TRV-Based VIGS Assay

VIGS vectors (pTRV1 and pTRV2) and construction procedures for their derivatives have been described (Liu et al., 2002; Chen et al., 2009). SlRAV2 and SlERF5 cDNA fragments (301 and 318 bp, respectively) were obtained by PCR using specific primers (RAV2-VIGS-F/RAV2-VIGS-R and ERF5-VIGS-F/ERF5-VIGS-R; Supplemental Table S2) and recombined into pTRV2 to generate pTRV2-RAV2 and pTRV2-ERF5. For the VIGS assay, pTRV1 and pTRV2 and its derivatives (pTRV2-RAV2 and pTRV2-ERF5) were introduced into Agrobacterium strain GV3101 by electroporation. BW-resistant tomato variety H7996 and BW-susceptible variety L390 were grown in pots at 24°C in a growth chamber under a 16-h-light/8-h-dark cycle. The TRV inoculation procedure was performed as described (Dinesh-Kumar et al., 2003). The efficiency of VIGS in TRV-only, TRV-ERF5-, and TRV-RAV2-silenced tomato leaves on day 15 post agroinfiltration was examined by semiquantitative RT-PCR using specific primers (ERF5-RT-F/ERF5-RT-R, RAV2-RT-F/RAV2-RT-R, and UBI3-F/UBI3-R). On day 10 post agroinfiltration, TRV-, TRV-ERF-, and TRV-RAV2-infiltrated tomato, including H7996 and AtCBF1 transgenic plants, were inoculated with Ralstonia (2 × 108 cfu mL−1) by root drenching. Five days later, 1-cm sections from the midstem and stem base of these Ralstonia-inoculated plants were weighed and ground, and then the bacterial density was measured by direct plating. A lower inoculum dose (5 × 105 cfu mL−1) was used for the L390 susceptible control. For the assay of each gene, 10 to 12 plants were used in each experiment, and three independent experiments were performed. Pairwise comparisons were made between wild-type (or TRV-infected plant in H7996) and silenced plants with Student’s t test.

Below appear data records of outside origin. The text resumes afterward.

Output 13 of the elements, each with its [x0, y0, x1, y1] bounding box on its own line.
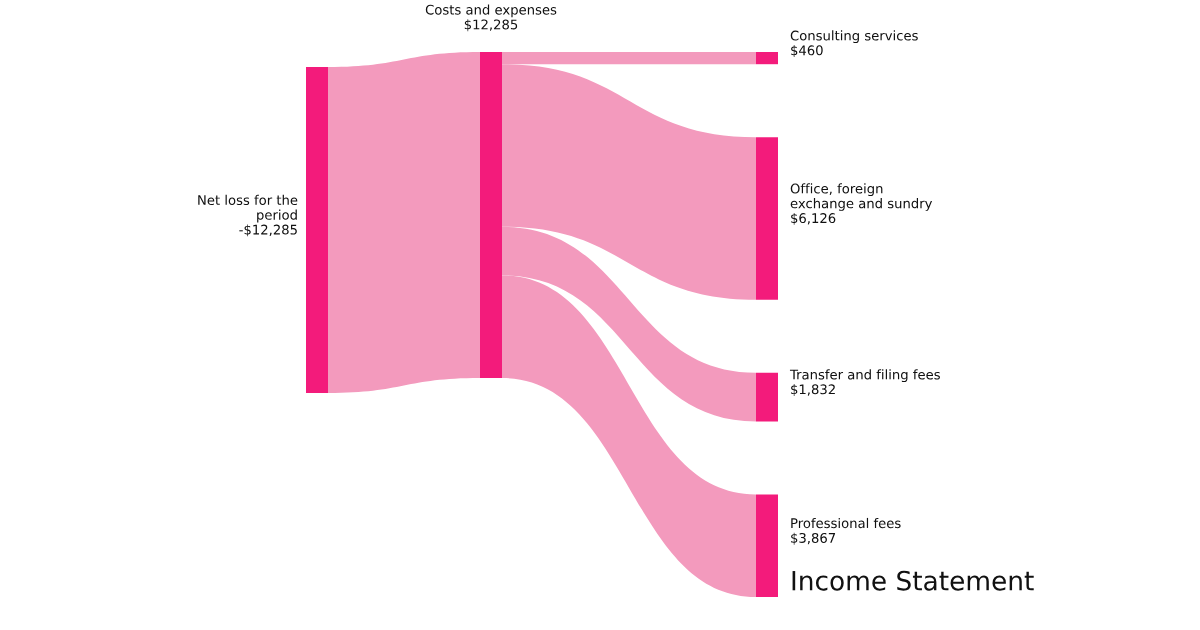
data-label: $460: [791, 45, 823, 58]
category-label: Professional fees: [791, 517, 901, 529]
category-label: Net loss for the period: [198, 194, 298, 223]
text: Income Statement: [792, 570, 1034, 591]
category-label: Consulting services: [790, 30, 918, 44]
data-label: -$12,285: [239, 224, 297, 237]
category-label: Office, foreign exchange and sundry: [790, 183, 933, 211]
data-label: $6,126: [791, 212, 836, 225]
category-label: Costs and expenses: [425, 4, 557, 18]
data-label: $1,832: [791, 384, 835, 397]
data-label: $3,867: [791, 532, 836, 545]
data-label: $12,285: [464, 19, 518, 32]
category-label: Transfer and filing fees: [789, 369, 940, 383]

Gene accession numbers of all sequence data from this article can be found in “Materials and Methods” and Supplemental Tables S1 and S4.

Supplemental Data

The following materials are available in the online version of this article.

Acknowledgments

We thank AVRDC for technical assistance and providing biological materials. We thank Dr. Choun-Sea Lin (Agricultural Biotechnology Research Center, Academia Sinica [ABRC, AS]) and Ms. Fu-Hui Wu (ABRC, AS) for technical support in protoplast isolation and transfection as well as Ms. Chia-Hui Liao (Academia Sinica Biotechnology Center in Southern Taiwan) for tomato transformation. We thank Drs. Su-Chiung Fang (Academia Sinica Biotechnology Center in Southern Taiwan) and Heiko Kuhn (Editorial Office of ABRC, AS) for helpful discussions and manuscript editing.